Foundations
Establish fluency in the core languages, runtime, and tooling that Wocul is built on.
TypeScript Essentials
- Type system fundamentals: interfaces, types, enums, generics, union/intersection types
- Utility types: Partial<T>, Pick<T>, Omit<T>, Record<K,V>
- Type narrowing and type guards
- Module system: ES modules vs CommonJS, barrel exports
- tsconfig.json configuration: strict, paths, target, moduleResolution
- Decorators (awareness — used in some patterns)
- Refactor a loosely-typed JavaScript module into strict TypeScript with zero any usage
- Build a generic CRUD service interface (ICrudService<T>) with proper typing for create, read, update, delete operations
- Write type guards for discriminated unions (e.g., a NotificationPayload that differs by platform: iOS, Android, Web)
Node.js Runtime
- Event loop mechanics: microtasks, macrotasks, process.nextTick vs setImmediate
- Async patterns: Promises, async/await, error propagation
- Streams and buffers (relevant for file upload service)
- child_process and worker threads (background processing patterns)
- Environment variables, .env management, config layering
- Build a simple stream pipeline that reads a large CSV, transforms rows, and writes output — without loading the entire file into memory
- Write a retry utility with exponential backoff (mirrors Wocul's payment retry logic)
Git & Development Workflow
- Branch strategy: feature branches, PRs, code review expectations
- Commit conventions (conventional commits)
- Merge vs rebase strategies
- Handling merge conflicts in package-lock.json and generated files
Backend Stack Deep Dive
Master the server framework, databases, and infrastructure services that power Wocul's backend.
Express 5 + API Design
- Express 5 differences from v4 (async error handling, path syntax changes)
- Middleware architecture: request lifecycle, ordering, error middleware
- Route organization patterns for 90+ endpoints
- Request validation with schemas (Zod or Joi)
- Rate limiting implementation (500 req/15min general, 20 req/15min auth, 3 req/hr demo)
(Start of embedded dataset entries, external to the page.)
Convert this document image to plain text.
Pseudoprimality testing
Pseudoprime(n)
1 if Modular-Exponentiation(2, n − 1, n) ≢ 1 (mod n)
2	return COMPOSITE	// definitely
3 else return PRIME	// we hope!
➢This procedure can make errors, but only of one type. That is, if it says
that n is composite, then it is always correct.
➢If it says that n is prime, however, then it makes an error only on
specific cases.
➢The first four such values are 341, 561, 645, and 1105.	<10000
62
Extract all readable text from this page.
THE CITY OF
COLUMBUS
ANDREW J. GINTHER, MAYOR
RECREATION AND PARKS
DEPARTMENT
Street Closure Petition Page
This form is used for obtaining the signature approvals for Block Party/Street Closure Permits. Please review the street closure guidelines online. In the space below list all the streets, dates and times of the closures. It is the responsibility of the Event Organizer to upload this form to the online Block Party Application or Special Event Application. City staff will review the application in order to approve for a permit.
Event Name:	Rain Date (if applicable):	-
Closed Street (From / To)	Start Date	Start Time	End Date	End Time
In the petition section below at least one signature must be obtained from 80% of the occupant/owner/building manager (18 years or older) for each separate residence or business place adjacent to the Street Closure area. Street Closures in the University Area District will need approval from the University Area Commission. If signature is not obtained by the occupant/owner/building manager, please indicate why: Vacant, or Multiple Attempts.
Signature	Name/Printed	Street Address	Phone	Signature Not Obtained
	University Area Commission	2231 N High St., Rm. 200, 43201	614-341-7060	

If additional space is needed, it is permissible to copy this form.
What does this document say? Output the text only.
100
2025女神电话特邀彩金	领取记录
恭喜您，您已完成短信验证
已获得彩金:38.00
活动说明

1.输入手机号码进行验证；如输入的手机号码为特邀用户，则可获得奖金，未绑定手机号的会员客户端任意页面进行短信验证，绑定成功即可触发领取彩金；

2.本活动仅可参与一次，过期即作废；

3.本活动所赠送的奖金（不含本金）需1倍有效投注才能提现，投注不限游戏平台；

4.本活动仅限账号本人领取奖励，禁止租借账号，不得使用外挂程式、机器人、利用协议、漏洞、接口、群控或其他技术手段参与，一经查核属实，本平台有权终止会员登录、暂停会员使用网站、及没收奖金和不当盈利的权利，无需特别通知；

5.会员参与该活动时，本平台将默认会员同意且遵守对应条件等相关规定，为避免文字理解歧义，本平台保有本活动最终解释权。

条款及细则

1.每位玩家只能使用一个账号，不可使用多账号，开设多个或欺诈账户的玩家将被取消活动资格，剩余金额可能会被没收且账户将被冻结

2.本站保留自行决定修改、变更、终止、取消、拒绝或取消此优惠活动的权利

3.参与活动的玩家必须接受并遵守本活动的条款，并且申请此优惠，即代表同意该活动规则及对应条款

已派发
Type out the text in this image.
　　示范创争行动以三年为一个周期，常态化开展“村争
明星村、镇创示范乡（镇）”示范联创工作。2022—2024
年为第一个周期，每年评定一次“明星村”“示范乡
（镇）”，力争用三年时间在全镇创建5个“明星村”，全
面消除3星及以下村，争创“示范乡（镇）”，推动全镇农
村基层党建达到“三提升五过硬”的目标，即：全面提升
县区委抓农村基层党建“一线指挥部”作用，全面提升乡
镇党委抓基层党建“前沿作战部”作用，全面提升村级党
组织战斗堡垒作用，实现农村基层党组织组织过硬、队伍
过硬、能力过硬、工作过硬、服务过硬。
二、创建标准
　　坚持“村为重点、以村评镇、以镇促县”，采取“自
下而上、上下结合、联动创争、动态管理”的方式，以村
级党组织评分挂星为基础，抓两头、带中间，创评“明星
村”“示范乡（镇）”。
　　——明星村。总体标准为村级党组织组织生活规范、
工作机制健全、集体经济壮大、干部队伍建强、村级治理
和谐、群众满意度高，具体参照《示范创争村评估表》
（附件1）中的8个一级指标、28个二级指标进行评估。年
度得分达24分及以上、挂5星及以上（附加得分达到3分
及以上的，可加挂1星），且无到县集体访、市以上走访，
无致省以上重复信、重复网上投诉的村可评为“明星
- Response standardization: consistent envelope format, error codes
- Authentication middleware: Firebase Admin SDK token verification
- Role-based authorization middleware (OWNER, MEMBER, VIEWER checks)
- Build a mini API with auth middleware (Firebase token verification), role-based access, and rate limiting
- Implement a credit-check middleware that validates AI credit availability before processing a request (mirrors Wocul's pre-flight credit check pattern)
- Write comprehensive error middleware that handles validation errors, auth errors, and unexpected exceptions with consistent response shapes
MySQL (Relational Data Layer)
- Schema design: normalization, foreign keys, indexes, composite keys
- Wocul's entity model: User → Staff → ProjectMember → Project → Task/Sprint/Objective chains
- Query optimization: EXPLAIN, index usage, avoiding N+1 queries
- Transactions: when and how to use them (billing operations, task status changes with side effects)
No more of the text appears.